The Oedipus Rex of Sophocles and Psychoanalysis

Patrick Mahony, Ph.D.

Sophocles' universal classic, ever relevant to psychoanalysis in its continual development, dramatizes a gamut of psychodynamic factors, ranging from the pre-Oedipal to the Oedipal and post-Oedipal. Shedding light on those psychodynamics, the present analysis of Oedipus Rex stands apart in three interlocking ways. First, it focuses nearly exclusively on the play's text and not on the broader Oedipal myth in classical times.
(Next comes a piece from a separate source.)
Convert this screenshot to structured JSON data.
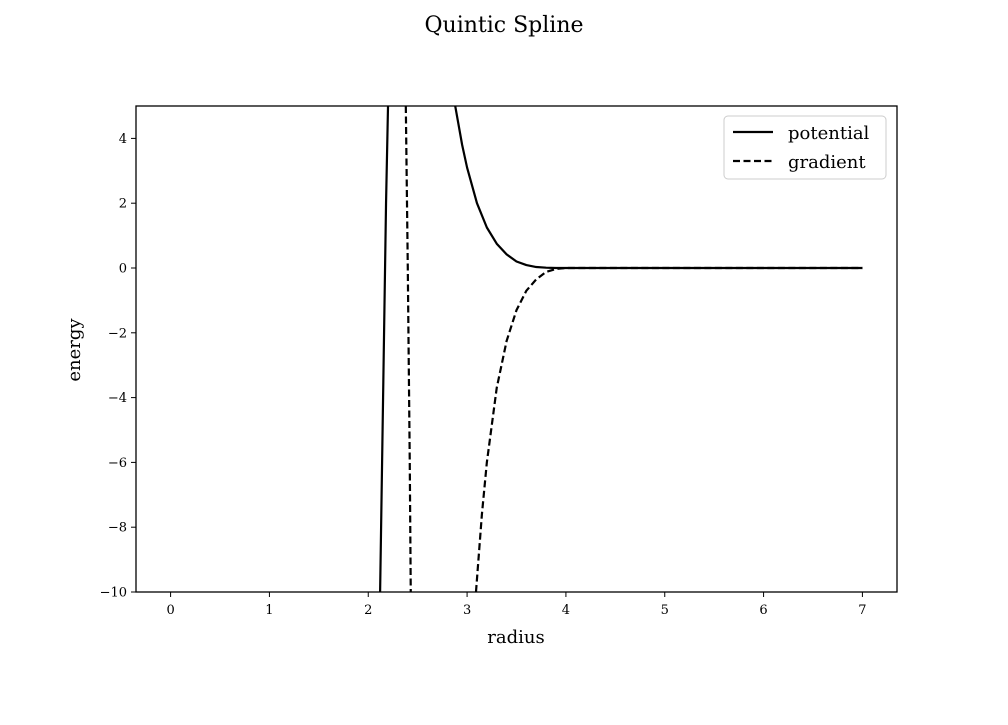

Secondly, based on a close examination of the original Greek text, including all-important signifiers, it uncovers such elements as the previously neglected extensiveness of Sophocles' erotically charged language and the suggestiveness of his apparent, though conflict-laden tautologies. Thirdly, the study at hand deepens as well as harmonizes a psychoanalytic approach to Oedipus Rex with the orientation of classicists who are wont to emphasize the very role of the divinity that is usually downplayed by psychoanalysts. A hermeneutic integration of the classicists' outlook on grandiose hubris involves an appreciation of the role of the ideal ego, especially at the play's ending, which classicists have attended to only in the comparatively recent past and which has been nearly totally disregarded in psychoanalytic literature.